The “Safe Schools” Programme has been implemented in the Philippines in areas like Samar, National Capital Region and Bangsamoro Autonomous Region in Muslim Mindanao for many years. Until now, a total of 12,000 children have benefitted and they have learnt more about how to minimise disaster risks and potential dangers.

Innovative Disaster Management Helps Create Safe Schools

Thailand is heavily influenced by monsoons and typhoons, the need to formulate disaster management is Plan International’s priority.

Since the start of the “Safe Schools” Programme, over 10,000 students’ lives are protected and they were able to continue studying. Some of the schools in Chiang Rai carry out regular drills to raise students’ and teachers’ awareness on hazard risks. In STEM and science classes, teachers introduce disaster risk reduction skills to students to train their abilities to identify and solve problems effectively and with creativity.
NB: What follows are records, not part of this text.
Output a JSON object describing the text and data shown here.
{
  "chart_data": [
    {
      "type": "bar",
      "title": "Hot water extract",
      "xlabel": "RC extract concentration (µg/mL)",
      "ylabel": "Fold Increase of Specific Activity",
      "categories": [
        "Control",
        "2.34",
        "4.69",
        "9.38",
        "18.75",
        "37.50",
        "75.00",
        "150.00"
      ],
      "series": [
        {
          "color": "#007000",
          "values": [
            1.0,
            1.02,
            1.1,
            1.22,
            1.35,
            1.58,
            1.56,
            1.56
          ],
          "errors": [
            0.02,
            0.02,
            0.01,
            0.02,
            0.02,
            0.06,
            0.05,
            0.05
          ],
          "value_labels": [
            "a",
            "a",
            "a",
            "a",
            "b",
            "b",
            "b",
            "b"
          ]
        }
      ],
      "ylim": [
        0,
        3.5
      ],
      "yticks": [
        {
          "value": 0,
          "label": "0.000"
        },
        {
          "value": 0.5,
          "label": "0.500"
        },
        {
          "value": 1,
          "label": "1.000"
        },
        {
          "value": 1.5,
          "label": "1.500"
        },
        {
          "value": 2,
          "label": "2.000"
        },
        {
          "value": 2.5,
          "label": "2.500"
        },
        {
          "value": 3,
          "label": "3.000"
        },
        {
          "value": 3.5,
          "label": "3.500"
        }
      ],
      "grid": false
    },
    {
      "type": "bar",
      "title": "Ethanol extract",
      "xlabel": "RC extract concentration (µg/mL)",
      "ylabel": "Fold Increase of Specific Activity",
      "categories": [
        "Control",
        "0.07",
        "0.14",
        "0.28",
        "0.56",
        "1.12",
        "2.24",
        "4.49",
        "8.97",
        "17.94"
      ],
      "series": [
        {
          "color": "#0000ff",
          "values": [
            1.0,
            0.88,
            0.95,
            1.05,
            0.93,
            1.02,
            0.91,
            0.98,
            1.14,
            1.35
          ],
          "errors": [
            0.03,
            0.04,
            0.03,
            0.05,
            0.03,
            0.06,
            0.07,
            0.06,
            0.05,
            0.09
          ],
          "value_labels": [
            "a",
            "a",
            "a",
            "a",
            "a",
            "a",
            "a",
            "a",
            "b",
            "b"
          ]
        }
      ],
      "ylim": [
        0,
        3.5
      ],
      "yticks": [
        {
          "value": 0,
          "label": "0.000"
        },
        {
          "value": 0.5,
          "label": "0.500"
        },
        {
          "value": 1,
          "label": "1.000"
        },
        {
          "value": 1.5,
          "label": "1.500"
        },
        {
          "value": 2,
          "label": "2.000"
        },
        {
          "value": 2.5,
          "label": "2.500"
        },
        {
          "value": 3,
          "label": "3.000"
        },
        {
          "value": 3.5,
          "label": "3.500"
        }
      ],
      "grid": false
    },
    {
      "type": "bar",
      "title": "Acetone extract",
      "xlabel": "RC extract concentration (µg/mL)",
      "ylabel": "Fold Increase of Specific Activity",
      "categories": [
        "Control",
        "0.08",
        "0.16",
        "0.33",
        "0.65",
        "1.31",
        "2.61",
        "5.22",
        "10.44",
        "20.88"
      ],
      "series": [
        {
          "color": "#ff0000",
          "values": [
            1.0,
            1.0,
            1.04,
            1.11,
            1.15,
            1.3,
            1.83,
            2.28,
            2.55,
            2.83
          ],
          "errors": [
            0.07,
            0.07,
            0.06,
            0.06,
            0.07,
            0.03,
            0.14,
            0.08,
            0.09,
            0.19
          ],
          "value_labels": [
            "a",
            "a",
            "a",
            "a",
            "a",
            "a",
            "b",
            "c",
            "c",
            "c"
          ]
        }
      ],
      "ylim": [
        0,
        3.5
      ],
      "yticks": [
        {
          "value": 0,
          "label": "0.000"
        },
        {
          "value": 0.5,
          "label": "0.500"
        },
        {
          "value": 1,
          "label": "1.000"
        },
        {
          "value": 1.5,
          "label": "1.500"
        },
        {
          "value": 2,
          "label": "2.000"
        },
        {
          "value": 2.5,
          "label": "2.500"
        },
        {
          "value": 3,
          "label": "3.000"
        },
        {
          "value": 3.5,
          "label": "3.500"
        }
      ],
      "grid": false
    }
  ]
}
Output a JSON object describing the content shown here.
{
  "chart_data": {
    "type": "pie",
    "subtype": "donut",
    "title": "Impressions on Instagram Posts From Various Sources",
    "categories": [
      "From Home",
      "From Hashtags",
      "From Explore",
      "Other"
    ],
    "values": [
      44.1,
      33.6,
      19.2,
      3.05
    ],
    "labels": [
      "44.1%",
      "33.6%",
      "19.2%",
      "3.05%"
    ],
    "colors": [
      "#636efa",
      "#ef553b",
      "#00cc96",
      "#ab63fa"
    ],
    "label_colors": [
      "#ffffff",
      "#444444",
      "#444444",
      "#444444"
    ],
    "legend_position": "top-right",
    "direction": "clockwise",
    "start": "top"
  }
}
During each semester, they will also conduct risk assessments for all buildings and surrounding areas to minimise possible damages and impacts.

Equal participation between girls and boys is also emphasized as girls could also create innovative works comparable to boys. Finally, to further promote disaster management across the country, support from the community and government is indispensable. It is hoped that disaster management will be incorporated into the school curriculum to protect the students’ safety.

Students hand-made the 3D map which made learning disaster management more effective.

Mr Marc Fancy, the Executive Director of Prudence Foundation supported Plan International’s works in Thailand, hoping to extend the Programme across the country and look for more partnerships with the community and the government.

Students learnt more about disasters and related knowledge through classes.